It's a hard thing for many pet owners to think about--especially, if your pet is a part of the family: Animal cruelty. Animal cruelty happens all over the world, and it has reared its ugly head in this area, with a recent case of animal neglect in Utica and the highly-publicised case of Apollo--the dog left outside in below-zero weather, just to name a few. The month of April is dedicated to preventing the neglect, abuse and cruelty inflicted on animals. This month is Prevention of Cruelty to Animals Month. And, in recognition of it, experts with The American Society for Prevention of Cruelty to Animals (ASPCA) have some signs to look for if you believe an animal to be abused.

According to a press release from The Pennsylvania Veterinary Medical Association, thoughts of abuse or neglect should not be based solely on the animal's behavior. "ASPCA experts explain that timid, fearful, or aggressive qualities in pets don't always mean they were abused," the release says.

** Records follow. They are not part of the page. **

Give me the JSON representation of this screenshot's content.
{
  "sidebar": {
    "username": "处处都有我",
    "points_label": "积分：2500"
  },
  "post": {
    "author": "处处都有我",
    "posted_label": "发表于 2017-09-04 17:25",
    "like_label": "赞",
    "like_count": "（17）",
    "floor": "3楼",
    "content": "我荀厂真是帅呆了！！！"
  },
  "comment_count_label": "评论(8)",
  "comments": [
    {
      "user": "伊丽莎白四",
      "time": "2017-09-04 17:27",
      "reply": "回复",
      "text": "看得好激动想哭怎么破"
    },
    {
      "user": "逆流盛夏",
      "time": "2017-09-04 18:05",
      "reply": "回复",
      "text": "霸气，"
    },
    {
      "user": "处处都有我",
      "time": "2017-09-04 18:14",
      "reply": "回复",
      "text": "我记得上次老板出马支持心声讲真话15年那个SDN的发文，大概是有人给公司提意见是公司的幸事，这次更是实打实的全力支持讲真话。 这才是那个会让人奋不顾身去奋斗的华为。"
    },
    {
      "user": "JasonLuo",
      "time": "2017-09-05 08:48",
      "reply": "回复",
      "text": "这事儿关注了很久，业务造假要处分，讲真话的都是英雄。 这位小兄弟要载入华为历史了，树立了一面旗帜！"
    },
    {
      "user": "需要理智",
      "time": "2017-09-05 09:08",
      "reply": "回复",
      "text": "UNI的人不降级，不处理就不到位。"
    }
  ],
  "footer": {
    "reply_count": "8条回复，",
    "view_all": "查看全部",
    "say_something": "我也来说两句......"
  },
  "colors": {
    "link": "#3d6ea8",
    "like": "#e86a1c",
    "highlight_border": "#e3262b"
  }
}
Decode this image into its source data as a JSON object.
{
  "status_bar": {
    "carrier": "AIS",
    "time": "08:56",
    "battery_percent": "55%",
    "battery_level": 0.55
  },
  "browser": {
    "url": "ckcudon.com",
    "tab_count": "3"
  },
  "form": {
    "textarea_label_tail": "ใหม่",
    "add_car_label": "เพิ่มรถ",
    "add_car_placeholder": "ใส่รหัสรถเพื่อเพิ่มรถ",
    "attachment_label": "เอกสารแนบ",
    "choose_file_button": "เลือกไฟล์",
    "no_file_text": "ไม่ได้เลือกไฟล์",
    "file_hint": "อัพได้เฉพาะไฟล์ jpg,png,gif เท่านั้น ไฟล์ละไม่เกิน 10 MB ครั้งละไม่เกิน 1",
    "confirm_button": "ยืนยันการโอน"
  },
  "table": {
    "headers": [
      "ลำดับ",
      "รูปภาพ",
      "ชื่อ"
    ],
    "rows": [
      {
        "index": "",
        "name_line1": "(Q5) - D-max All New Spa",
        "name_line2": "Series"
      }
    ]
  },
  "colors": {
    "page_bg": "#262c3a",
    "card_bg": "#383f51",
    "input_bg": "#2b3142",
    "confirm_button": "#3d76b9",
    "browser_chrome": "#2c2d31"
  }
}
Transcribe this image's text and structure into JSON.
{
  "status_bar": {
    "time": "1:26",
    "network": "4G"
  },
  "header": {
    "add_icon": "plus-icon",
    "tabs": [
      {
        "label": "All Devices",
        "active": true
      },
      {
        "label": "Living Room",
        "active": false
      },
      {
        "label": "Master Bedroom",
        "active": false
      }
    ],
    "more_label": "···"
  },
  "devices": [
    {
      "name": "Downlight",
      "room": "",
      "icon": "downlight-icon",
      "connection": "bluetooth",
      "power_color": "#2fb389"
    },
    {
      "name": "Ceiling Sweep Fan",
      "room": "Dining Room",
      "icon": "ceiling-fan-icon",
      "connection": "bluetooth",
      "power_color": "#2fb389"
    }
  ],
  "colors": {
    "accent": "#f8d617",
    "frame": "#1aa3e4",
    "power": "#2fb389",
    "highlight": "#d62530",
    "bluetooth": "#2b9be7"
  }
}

The release also goes on to explain environmental signs to look for if one suspects an animal is abused:

"Kristen Collins from the ASPCA's Animal Behavior Center says examining the animal's surroundings provides greater insight than animals behavior. Environmental signs to look out for include:

  • Pets tied up outside for any great length of time without enough food or water
  • Animals kept in an area with garbage, feces, and objects that could cause them harm
  • Kennels or cages which are too small
  • Pets outside during inclement weather without shelter
  • Pets housed with too many other animals"

In addition to environmental signs of abuse to look for, the release lists things to look for on the animal itself:

  • Open or untreated wounds
  • Flea infested fur
  • Weakness, limpness, and inability to walk properly
  • Matted fur, overgrown or dirty coat and nails; signs of inadequate grooming
  • A collar which is too tight
  • Signs of extreme drowsiness or confusion
  • Scaly, patchy, or bumpy skin and rashes"

If abuse is suspected, call a local animal shelter or police department and report it. When reporting abuse, the release recommends to "try and provide the agent with a written account of what you witnessed and approximate times if possible."